Starting point is 00:40:20 Exactly, the business model only really works if their drivers are treated as independent contractors. We know what happened a few years ago right here in California. There was talk over whether that would change and they would have to make all of their drivers here employees. And both Uber and Lyft said the business model doesn't work. They were just going to leave this market. And those battles, they quiet down and they kind of flail up every once in a while. But when they do rear that head, then that's when investors get nervous because, like you said, these are utilities. It
Starting point is 00:40:50 doesn't work if they don't have this business model and their drivers as independent contractors. For sure. We'll absolutely be combing through those numbers. It's very fascinating to see. It's back at $100 billion valuation. The stock was in the mid-40s four years ago, and here we are back at it. It took a long time to get there. Yeah, no doubt. Kind of a very twisted road on the way. Thank you, Dee.

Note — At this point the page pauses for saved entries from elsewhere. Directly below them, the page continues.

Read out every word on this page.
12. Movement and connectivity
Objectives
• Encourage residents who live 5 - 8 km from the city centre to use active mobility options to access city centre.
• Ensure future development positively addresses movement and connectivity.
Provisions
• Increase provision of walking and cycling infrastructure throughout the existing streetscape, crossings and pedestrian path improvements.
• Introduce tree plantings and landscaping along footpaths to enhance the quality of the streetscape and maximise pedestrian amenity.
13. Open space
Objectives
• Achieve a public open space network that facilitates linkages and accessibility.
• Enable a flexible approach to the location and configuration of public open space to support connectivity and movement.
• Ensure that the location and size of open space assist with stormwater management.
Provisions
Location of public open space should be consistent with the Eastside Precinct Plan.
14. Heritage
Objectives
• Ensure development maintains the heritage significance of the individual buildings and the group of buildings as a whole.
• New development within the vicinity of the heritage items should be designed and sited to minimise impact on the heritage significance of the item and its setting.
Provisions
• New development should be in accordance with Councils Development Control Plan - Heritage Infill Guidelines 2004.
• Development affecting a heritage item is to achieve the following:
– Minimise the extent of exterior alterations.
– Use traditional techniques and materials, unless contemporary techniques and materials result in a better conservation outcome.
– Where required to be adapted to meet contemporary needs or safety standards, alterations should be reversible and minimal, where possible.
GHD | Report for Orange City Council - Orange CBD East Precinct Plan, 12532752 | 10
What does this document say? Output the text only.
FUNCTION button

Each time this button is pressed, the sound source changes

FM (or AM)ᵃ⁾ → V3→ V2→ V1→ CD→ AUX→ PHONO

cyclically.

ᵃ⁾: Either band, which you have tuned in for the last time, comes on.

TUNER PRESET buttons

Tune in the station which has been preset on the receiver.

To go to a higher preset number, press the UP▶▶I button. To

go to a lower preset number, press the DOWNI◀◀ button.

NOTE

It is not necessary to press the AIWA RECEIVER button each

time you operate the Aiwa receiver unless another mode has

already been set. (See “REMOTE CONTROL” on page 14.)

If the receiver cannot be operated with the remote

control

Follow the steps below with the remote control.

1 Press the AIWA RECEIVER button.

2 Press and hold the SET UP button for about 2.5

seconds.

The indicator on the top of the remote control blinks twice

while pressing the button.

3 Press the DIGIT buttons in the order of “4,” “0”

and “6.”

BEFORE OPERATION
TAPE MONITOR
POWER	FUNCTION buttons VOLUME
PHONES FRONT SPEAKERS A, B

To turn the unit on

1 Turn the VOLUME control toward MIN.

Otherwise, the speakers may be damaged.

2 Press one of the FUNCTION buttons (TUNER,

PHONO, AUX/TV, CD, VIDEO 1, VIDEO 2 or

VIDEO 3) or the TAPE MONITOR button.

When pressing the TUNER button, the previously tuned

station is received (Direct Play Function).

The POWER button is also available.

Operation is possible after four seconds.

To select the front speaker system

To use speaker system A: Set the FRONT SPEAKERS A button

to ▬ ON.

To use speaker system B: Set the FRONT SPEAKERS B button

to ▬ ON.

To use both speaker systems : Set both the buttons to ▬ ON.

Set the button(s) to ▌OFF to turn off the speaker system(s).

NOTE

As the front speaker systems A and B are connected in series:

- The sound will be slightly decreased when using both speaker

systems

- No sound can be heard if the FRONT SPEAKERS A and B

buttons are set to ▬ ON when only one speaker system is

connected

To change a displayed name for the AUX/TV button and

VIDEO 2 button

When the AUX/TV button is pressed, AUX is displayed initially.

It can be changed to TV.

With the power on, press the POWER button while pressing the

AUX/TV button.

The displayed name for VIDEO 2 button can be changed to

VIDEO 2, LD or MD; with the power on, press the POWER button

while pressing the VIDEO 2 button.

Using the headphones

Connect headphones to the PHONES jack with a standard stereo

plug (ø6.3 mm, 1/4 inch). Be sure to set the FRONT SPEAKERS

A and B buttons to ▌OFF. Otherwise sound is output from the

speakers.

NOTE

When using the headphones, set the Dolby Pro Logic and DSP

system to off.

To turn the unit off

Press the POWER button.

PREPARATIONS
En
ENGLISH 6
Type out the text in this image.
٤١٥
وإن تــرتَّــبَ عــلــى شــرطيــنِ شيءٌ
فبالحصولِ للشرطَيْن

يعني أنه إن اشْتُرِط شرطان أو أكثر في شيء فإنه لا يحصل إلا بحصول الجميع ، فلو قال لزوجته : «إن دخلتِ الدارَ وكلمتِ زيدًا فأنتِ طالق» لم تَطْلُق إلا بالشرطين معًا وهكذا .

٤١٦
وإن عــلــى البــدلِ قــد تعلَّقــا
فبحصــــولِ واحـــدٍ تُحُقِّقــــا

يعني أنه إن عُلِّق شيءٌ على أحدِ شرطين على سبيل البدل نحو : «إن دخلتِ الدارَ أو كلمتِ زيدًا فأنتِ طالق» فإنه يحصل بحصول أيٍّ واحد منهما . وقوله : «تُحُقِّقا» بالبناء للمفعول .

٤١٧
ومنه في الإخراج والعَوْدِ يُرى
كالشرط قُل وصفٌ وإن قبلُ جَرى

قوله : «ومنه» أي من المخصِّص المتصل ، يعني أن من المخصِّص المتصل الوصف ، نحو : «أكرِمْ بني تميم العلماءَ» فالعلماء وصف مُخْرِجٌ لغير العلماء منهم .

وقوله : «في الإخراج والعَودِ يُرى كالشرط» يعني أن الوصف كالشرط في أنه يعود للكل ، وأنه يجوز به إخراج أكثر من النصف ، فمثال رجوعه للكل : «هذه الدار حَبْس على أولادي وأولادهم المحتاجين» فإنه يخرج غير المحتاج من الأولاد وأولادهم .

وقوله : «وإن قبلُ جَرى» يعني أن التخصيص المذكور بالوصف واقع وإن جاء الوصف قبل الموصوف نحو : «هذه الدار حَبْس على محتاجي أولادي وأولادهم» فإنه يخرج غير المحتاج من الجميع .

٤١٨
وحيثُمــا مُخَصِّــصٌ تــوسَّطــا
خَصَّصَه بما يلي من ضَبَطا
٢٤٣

Starting point is 00:41:11 As we head into the close, we are looking at very modest gains, a little bit of firming up in the indexes toward the close, mostly the S&P 500 hanging on to its gains for the week, as well as, of course, for the month. It's looking at its fifth straight monthly gain. That has happened a handful of times in the last few years. And the history says the subsequent gains in subsequent months tends to follow. The volatility index, kind of interesting.
Starting point is 00:41:36 It's been firm in the 13 area even as the stock market has levitated in the last few weeks. We'll see if people are bracing perhaps for some of that volatility that sometimes comes along with late summer, August and September, sometimes our choppier months for the broader S&P 500. That's going to do it with the Dow managing a 100-point gain at the close.